I grind my teeth at night (aka bruxism). Every night. I don’t know I do it until the next morning when Hubs tells me I kept him up most of the night. It’s that bad.
“What in the world does this have to do with writing?” you may ask.
Well, it gives me headaches. Bad ones sometimes, depending on how much grinding I did the night before. (We’re talking teeth here! Get your mind out of the gutter!)
I also suffer from the occasional migraine. Now, take a migraine (your head is much too small for your brain, your eyes are gonna pop outta their sockets at any second, the light is too bright even in a pitch black room, and every whisper of your cat’s tail brushing against the carpet is as bad as a jackhammer being used directly on your ear drums) and add the grinding of teeth and you get absolutely no productivity for a day or two.
What’s worse is, I have TMJ (which I just found out is actually referred to as TMD in the dental field). The reason that makes things worse is the fact that every mouth guard out there designed to help stop grinding your teeth is for people who do not have TMJ. At least, the really bad cases. And if migraines and grinding teeth aren’t enough, I have a bad case of TMJ.
My jaw locks.
And again, it sucks. I can open my mouth only a couple of centimeters when it’s like that. Swallowing is difficult because of the way it locks. In the best cases, my jaw unlocks after a couple of minutes. Worst case, it takes HOURS.
Now, because my jaw locks, I cannot put a mouth guard in. What would happen if my jaw locked with the damn thing in there? I don’t know, and I don’t want to find out.
Poor Hubs. He gets horrible sleep because of me. Last night, he poked me twenty times at least (he told me). He’s begged me to “just please wear the mouth guard. If my jaw locks, we’ll get it out some how. It is really small after all.”
But I don’t. I offer a compromise though. If I keep him up at night with my grinding of teeth, wake me up and I will move to the couch. He doesn’t like that idea though. He doesn’t think that I should have to sleep on the couch just because I grind my teeth.
Anyways, I will get to the point now.
Due to all three of these things, I had zero productivity this weekend. On Friday I was able to get a few hundred words written in my WIP, but the rest of the weekend was a total mess of me in pain and unable to form a coherent thought let alone a sentence for my book.

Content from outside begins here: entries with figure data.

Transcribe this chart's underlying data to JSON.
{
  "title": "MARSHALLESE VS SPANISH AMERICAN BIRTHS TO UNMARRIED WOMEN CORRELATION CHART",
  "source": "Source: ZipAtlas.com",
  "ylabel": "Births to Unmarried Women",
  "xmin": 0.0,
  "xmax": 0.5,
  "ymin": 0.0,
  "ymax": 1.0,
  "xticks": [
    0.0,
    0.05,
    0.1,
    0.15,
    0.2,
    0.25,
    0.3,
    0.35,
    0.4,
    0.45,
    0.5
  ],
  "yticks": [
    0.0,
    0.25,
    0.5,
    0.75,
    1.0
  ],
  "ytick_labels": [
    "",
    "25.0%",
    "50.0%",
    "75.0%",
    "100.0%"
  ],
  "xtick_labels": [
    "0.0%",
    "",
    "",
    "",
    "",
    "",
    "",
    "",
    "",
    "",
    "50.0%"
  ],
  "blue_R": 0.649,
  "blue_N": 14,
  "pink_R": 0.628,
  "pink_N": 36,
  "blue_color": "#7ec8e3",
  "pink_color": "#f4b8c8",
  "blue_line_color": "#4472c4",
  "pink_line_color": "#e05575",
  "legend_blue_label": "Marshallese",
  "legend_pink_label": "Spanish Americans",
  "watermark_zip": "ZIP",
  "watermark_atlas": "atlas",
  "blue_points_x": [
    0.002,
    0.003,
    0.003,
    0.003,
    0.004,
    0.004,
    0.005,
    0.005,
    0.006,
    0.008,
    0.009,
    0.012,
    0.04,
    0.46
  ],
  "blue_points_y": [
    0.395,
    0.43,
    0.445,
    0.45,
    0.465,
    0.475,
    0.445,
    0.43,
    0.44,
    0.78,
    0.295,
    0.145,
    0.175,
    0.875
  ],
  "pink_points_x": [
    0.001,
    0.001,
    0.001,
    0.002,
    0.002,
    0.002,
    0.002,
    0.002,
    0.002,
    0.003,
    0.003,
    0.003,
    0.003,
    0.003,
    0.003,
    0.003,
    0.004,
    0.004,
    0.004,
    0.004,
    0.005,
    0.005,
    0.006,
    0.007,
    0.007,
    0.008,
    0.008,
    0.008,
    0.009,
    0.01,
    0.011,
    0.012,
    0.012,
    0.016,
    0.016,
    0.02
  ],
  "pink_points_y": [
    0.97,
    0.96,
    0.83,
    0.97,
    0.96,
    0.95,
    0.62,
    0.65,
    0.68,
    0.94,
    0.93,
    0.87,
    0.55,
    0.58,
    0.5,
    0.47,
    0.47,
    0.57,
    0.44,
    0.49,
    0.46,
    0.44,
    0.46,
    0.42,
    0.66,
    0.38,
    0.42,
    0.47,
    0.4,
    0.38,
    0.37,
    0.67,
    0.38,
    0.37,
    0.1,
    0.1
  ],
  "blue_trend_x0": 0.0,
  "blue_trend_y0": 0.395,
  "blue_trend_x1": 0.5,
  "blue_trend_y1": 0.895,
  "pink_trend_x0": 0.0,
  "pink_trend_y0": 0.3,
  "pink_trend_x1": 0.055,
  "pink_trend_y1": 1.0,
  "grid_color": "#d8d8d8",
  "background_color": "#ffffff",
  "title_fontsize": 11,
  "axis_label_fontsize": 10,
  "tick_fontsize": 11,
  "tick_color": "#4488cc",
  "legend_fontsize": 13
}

That means I have a lot to catch up on. My word count goal for this week is already off to a too slow start. And after taking a few weeks off of the WIP to attend a funeral, do some short stories, and get them revised and such, I really need to get going on this book! I have decided to push myself this week. Instead of the usual 5000 words a week that I had been doing, I’m saying “Damn the cleaning! Damn the laundry! And damn the grinding! I’ve got work to do!!!” and I’m pumping out 10,000 words this week if it kills me!
Before summer break, I was able to get that much and some times more done in a week… Then my daughter didn’t have to go to school and my productivity took a hit. I knew it would, but I’ve become complacent with it. I accepted it as my fate that summers were just not good for writing.
That isn’t true though. So far this summer, I have told 100 stories to my children, all made up on the spot! If I can get creative enough to do that for my children, why can’t I get creative enough to do that for myself as well? Do I not deserve it? OF COURSE I DO!!!
So, my creativity will be spent on 10,000 words to make up for the weeks that have been slow. I will make my word count goal and when I do I will celebrate with… with… Well, I don’t know how I will celebrate, but it will be awesome!